4 For The Weekend

Over the past several weeks, I’ve lost some of my motivation to run outside.

Running inside has become easier lately.  After returning from Arizona, where I felt inspired to run the hills and canals in 50-plus degree weather, the colder climes of northern Minnesota have been less inviting. And indoors, where the excessive layers and heavy Gortex shoes aren’t needed, I can simply run faster. It feels good to move faster and disregard worries about slipping on ice or battling bitter wind chills.

Still, I was determined this past Sunday to bundle up, lace the shoes on tight and head out for a long run. I just couldn’t bear to run in a circle for 2 hours.

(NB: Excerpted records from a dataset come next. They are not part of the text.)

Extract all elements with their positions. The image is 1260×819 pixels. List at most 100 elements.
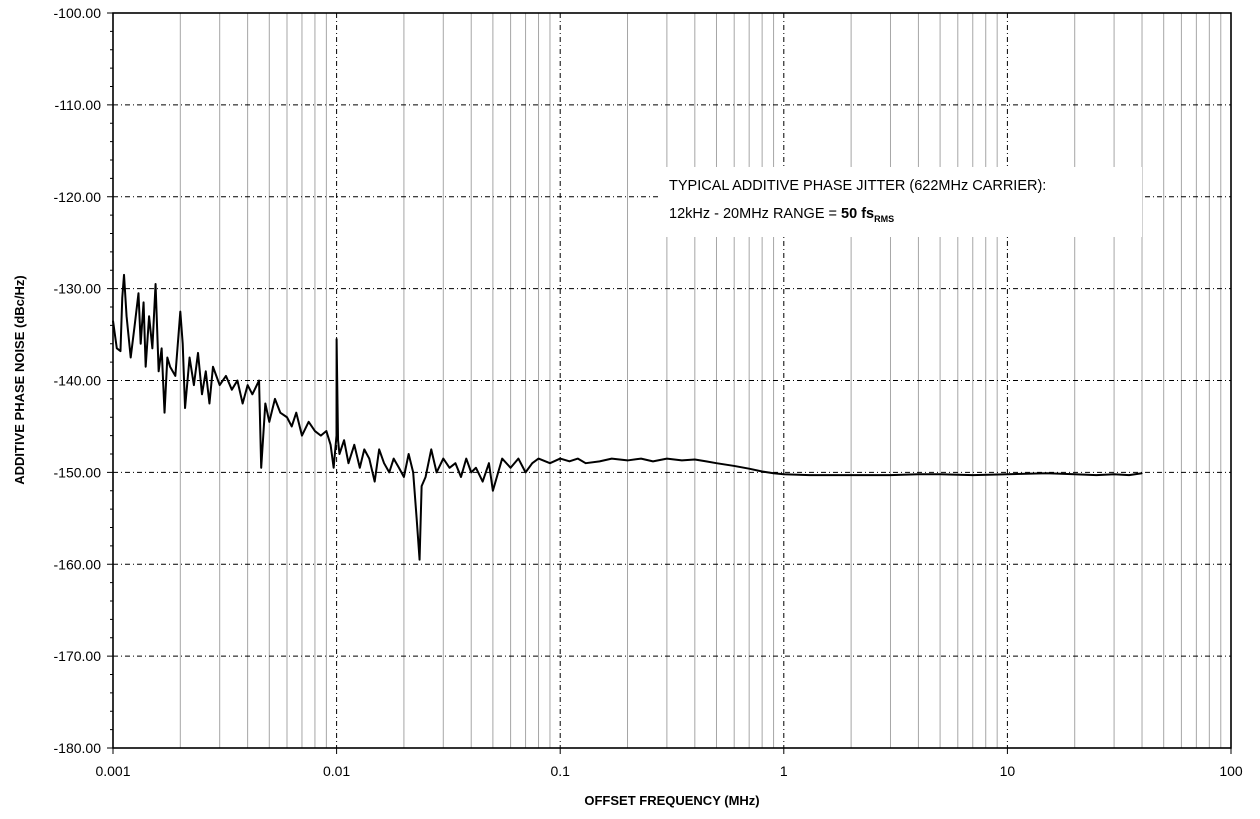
x-tick-label: 0.001 — [95, 763, 130, 779]
data-point — [850, 474, 852, 476]
data-point — [416, 517, 418, 519]
data-point — [182, 343, 184, 345]
y-axis-title: ADDITIVE PHASE NOISE (dBc/Hz) — [12, 275, 27, 484]
data-point — [231, 389, 233, 391]
data-point — [611, 457, 613, 460]
data-point — [652, 460, 654, 462]
data-point — [1046, 472, 1048, 474]
data-point — [291, 425, 293, 428]
data-point — [378, 448, 380, 451]
data-point — [408, 453, 410, 455]
data-point — [368, 457, 370, 460]
data-point — [169, 366, 171, 368]
data-point — [783, 473, 785, 475]
data-point — [488, 462, 490, 464]
x-tick-label: 100 — [1219, 763, 1243, 779]
data-point — [335, 435, 338, 437]
y-tick-label: -130.00 — [54, 281, 102, 297]
data-point — [274, 398, 276, 400]
data-point — [258, 379, 260, 382]
series-layer — [112, 273, 1143, 561]
data-point — [733, 465, 735, 467]
data-point — [626, 459, 629, 462]
data-point — [559, 457, 561, 460]
jitter-annotation: TYPICAL ADDITIVE PHASE JITTER (622MHz CA… — [660, 167, 1142, 237]
annotation-jitter-unit: RMS — [874, 214, 894, 224]
y-tick-label: -170.00 — [54, 648, 102, 664]
data-point — [1006, 473, 1009, 475]
data-point — [388, 471, 390, 473]
data-point — [681, 459, 683, 462]
annotation-background — [660, 167, 1142, 237]
data-point — [454, 462, 457, 464]
data-point — [123, 274, 125, 276]
x-axis-title: OFFSET FREQUENCY (MHz) — [584, 793, 759, 808]
data-point — [174, 375, 176, 377]
data-point — [418, 559, 421, 561]
data-point — [772, 472, 775, 474]
data-point — [119, 350, 122, 352]
data-point — [201, 393, 203, 395]
data-point — [336, 338, 338, 340]
data-point — [482, 480, 484, 483]
data-point — [268, 421, 270, 423]
data-point — [308, 421, 310, 423]
data-point — [279, 412, 281, 414]
data-point — [219, 384, 221, 386]
data-point — [329, 444, 332, 446]
data-point — [353, 444, 355, 446]
data-point — [585, 462, 587, 464]
data-point — [421, 485, 423, 487]
data-point — [325, 430, 327, 432]
data-point — [333, 467, 335, 469]
y-tick-label: -160.00 — [54, 556, 102, 572]
data-point — [359, 467, 361, 469]
data-point — [917, 473, 920, 475]
data-point — [320, 435, 322, 437]
y-tick-label: -140.00 — [54, 373, 102, 389]
data-point — [260, 467, 262, 469]
data-point — [748, 468, 750, 470]
data-point — [834, 474, 836, 476]
data-point — [130, 356, 132, 359]
data-point — [509, 467, 512, 469]
data-point — [343, 439, 345, 441]
data-point — [448, 467, 451, 469]
data-point — [1095, 474, 1097, 476]
data-point — [577, 457, 579, 460]
data-point — [1074, 473, 1076, 475]
data-point — [475, 467, 477, 469]
data-point — [939, 473, 941, 475]
data-point — [363, 448, 365, 451]
annotation-line-2: 12kHz - 20MHz RANGE = 50 fsRMS — [669, 206, 894, 224]
data-point — [184, 407, 186, 409]
data-point — [568, 460, 571, 462]
data-point — [193, 384, 195, 386]
data-point — [424, 476, 427, 478]
y-tick-label: -120.00 — [54, 189, 102, 205]
data-point — [1128, 474, 1130, 476]
data-point — [236, 379, 238, 382]
y-tick-label: -100.00 — [54, 5, 102, 21]
data-point — [247, 384, 249, 386]
data-point — [188, 356, 191, 359]
data-point — [161, 347, 163, 349]
data-point — [435, 471, 438, 473]
data-point — [197, 352, 199, 354]
data-point — [225, 375, 227, 377]
data-point — [140, 343, 142, 345]
data-point — [808, 474, 810, 476]
data-point — [705, 460, 707, 462]
data-point — [1113, 473, 1115, 475]
y-tick-label: -110.00 — [55, 97, 102, 113]
data-point — [442, 457, 444, 460]
data-point — [347, 462, 350, 464]
y-tick-label: -150.00 — [54, 464, 102, 480]
data-point — [430, 448, 432, 451]
data-point — [242, 402, 244, 405]
data-point — [301, 435, 303, 437]
data-point — [145, 366, 147, 368]
data-point — [694, 458, 696, 461]
data-point — [125, 315, 128, 317]
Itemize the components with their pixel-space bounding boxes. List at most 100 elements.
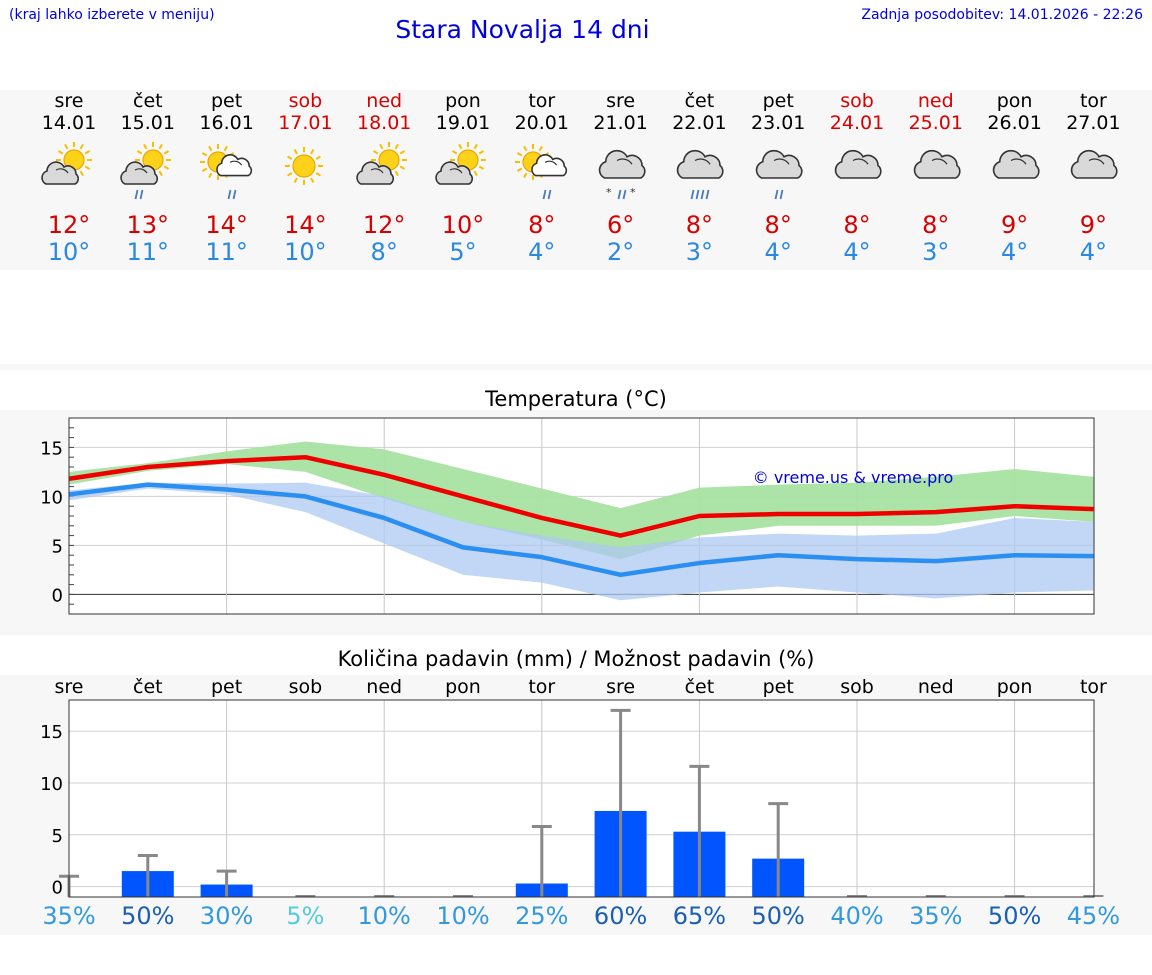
temp-tick-label: 5 (52, 536, 63, 557)
partly-sunny-icon (435, 142, 486, 185)
day-date: 16.01 (199, 112, 254, 134)
max-temp-range (69, 441, 1094, 560)
precip-day-label: čet (684, 676, 715, 698)
temp-max: 12° (362, 211, 406, 239)
day-date: 22.01 (672, 112, 727, 134)
day-column: sre 21.01 * * 6° 2° (582, 88, 660, 266)
precip-tick-label: 5 (52, 826, 63, 847)
precip-day-label: pon (996, 676, 1033, 698)
day-date: 23.01 (750, 112, 806, 134)
precip-day-label: pet (762, 676, 794, 698)
precip-day-label: sre (54, 676, 84, 698)
precip-probability: 10% (436, 902, 490, 930)
temp-max: 8° (922, 211, 950, 239)
day-name: čet (133, 90, 163, 112)
precip-tick-label: 10 (40, 774, 63, 795)
day-name: ned (366, 90, 403, 112)
last-updated: Zadnja posodobitev: 14.01.2026 - 22:26 (861, 7, 1143, 23)
day-date: 14.01 (41, 112, 97, 134)
precip-probability: 35% (909, 902, 963, 930)
precipitation-chart: 0 5 10 15 (40, 699, 1104, 899)
day-column: sob 17.01 14° 10° (266, 88, 344, 266)
partly-sunny-icon (41, 142, 92, 185)
day-name: čet (684, 90, 715, 112)
temperature-chart: 0 5 10 15 © vreme.us & vreme.pro (40, 417, 1095, 615)
day-column: ned 18.01 12° 8° (345, 88, 423, 266)
sun-cloud-rain-icon (199, 144, 252, 200)
partly-sunny-icon (356, 142, 408, 185)
precip-chart-title: Količina padavin (mm) / Možnost padavin … (337, 647, 815, 671)
temp-max: 8° (685, 211, 714, 239)
day-column: tor 20.01 8° 4° (503, 88, 581, 266)
precip-probability: 30% (199, 902, 254, 930)
precip-probability: 50% (987, 902, 1042, 930)
temp-max: 10° (441, 211, 485, 239)
precip-probability: 65% (672, 902, 727, 930)
temp-min: 11° (126, 238, 170, 266)
temp-max: 14° (205, 211, 248, 239)
separator-band (0, 364, 1152, 370)
precip-day-label: ned (366, 676, 403, 698)
day-date: 15.01 (120, 112, 175, 134)
temp-min: 4° (1000, 238, 1029, 266)
precip-probability: 45% (1066, 902, 1121, 930)
day-column: pon 19.01 10° 5° (424, 88, 502, 266)
precip-day-label: ned (917, 676, 954, 698)
day-name: ned (917, 90, 954, 112)
temp-plot-border (68, 417, 1095, 615)
precip-day-label: pet (210, 676, 243, 698)
day-column: ned 25.01 8° 3° (897, 88, 975, 266)
day-date: 27.01 (1066, 112, 1121, 134)
day-column: sre 14.01 12° 10° (30, 88, 108, 266)
day-date: 18.01 (356, 112, 412, 134)
day-name: pon (445, 90, 481, 112)
sunny-icon (285, 147, 324, 185)
day-name: sob (840, 90, 874, 112)
day-name: sre (606, 90, 636, 112)
forecast-band (0, 90, 1152, 270)
precip-probability: 10% (357, 902, 411, 930)
temp-min: 5° (449, 238, 477, 266)
temp-tick-label: 15 (40, 438, 63, 459)
temp-max: 8° (528, 211, 556, 239)
precip-day-label: pon (445, 676, 481, 698)
sun-cloud-rain-icon (514, 144, 567, 200)
temp-min: 8° (370, 238, 398, 266)
temp-min: 10° (47, 238, 91, 266)
cloudy-icon (1071, 149, 1118, 179)
daily-forecast: sre 14.01 12° 10° čet 15.01 13° 11° pet 16.01 14° 1… (0, 88, 1152, 278)
precip-probability: 5% (286, 902, 325, 930)
temp-max: 8° (843, 211, 871, 239)
svg-text:*: * (630, 186, 636, 199)
menu-hint: (kraj lahko izberete v meniju) (9, 7, 215, 23)
temp-min: 11° (205, 238, 248, 266)
precip-plot-border (68, 699, 1095, 898)
day-date: 26.01 (987, 112, 1042, 134)
temp-max: 12° (47, 211, 91, 239)
cloudy-icon (992, 149, 1040, 179)
precip-tick-label: 0 (52, 878, 63, 899)
temp-min: 10° (284, 238, 327, 266)
day-date: 19.01 (435, 112, 491, 134)
temp-min: 2° (606, 238, 635, 266)
cloudy-icon (834, 149, 882, 179)
precip-day-label: sob (288, 676, 323, 698)
temp-tick-label: 10 (40, 487, 63, 508)
page-title: Stara Novalja 14 dni (395, 15, 650, 44)
day-column: pet 23.01 8° 4° (739, 88, 817, 266)
day-column: tor 27.01 9° 4° (1054, 88, 1132, 266)
precip-day-label: sob (840, 676, 874, 698)
precip-tick-label: 15 (40, 722, 63, 743)
svg-text:*: * (606, 186, 612, 199)
precip-probability: 60% (593, 902, 648, 930)
temp-min: 3° (685, 238, 714, 266)
min-temp-line (68, 482, 1094, 578)
day-column: sob 24.01 8° 4° (818, 88, 896, 266)
day-name: pet (210, 90, 243, 112)
day-date: 24.01 (829, 112, 885, 134)
temp-chart-title: Temperatura (°C) (485, 387, 667, 411)
precip-day-label: tor (1079, 676, 1107, 698)
precip-probability: 25% (515, 902, 569, 930)
temp-min: 3° (922, 238, 950, 266)
temp-min: 4° (1079, 238, 1108, 266)
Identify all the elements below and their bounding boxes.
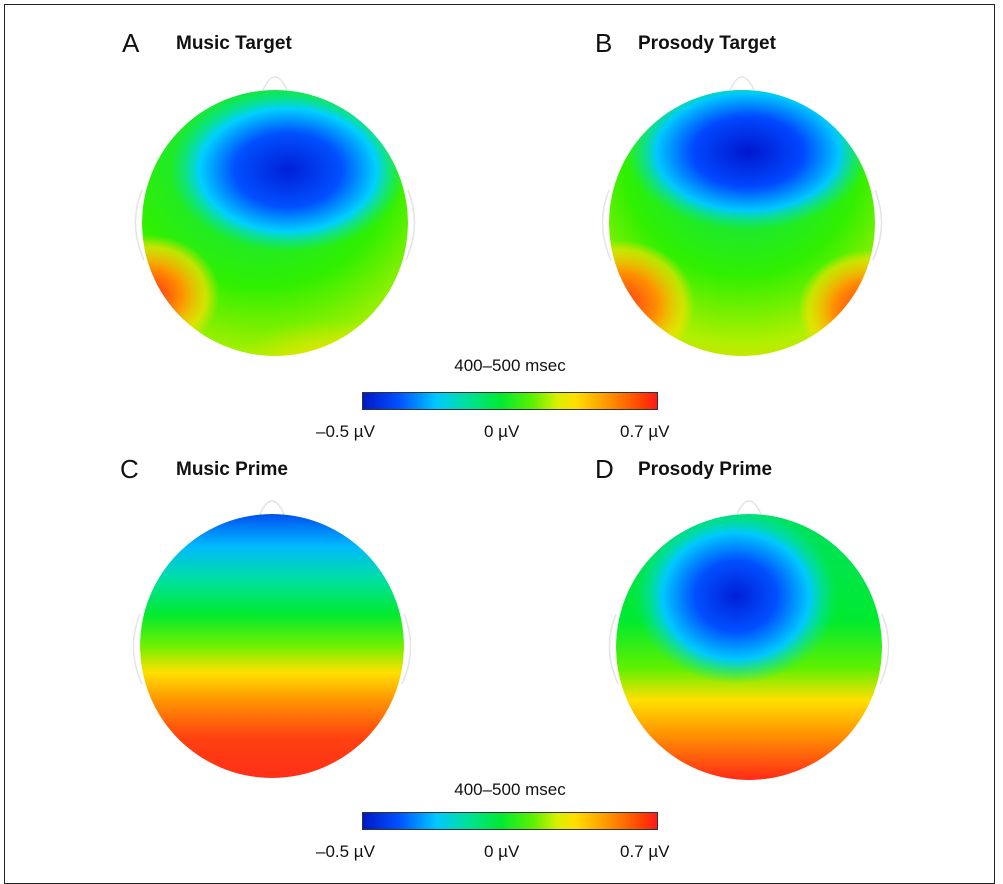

After spending 100 minutes on the indoor trainer Saturday, and another hour cross country skiing with Riley, I made sure to get a good night’s sleep. Then, early Sunday, I prepped for the run outdoors, picking a familiar, favorite route for the bulk of my run.

In many ways, the run did not standout in any way. Except that by the time I returned home, after about 10 miles, I felt guilted into running with Riley. It’s a trick I’ve used on myself a few times and a way to get the mileage I want and need for my training.

So I gathered a few more things in the rec room, adjusted the leash and headed out the door. Riley stormed down the street, pulling me along. My thoughts of running a mile or 2 were dashed quickly. While the run was not an easy one for me, I knew I’d be better off for getting in the mileage.

A few hours later, I found myself over at the Bemidji State University pool, swimming laps and feeling a sense of accomplishment for sticking with my running plans earlier in the day. Overall, the weekend was a good one for a variety of good endurance sporting adventures: cycling, skiing, running and swimming all part of the equation. This morning, though, I realize I’m still working on figuring out the fueling and nutrition aspects of being a weekend warrior: recovery is important, but so is preparation.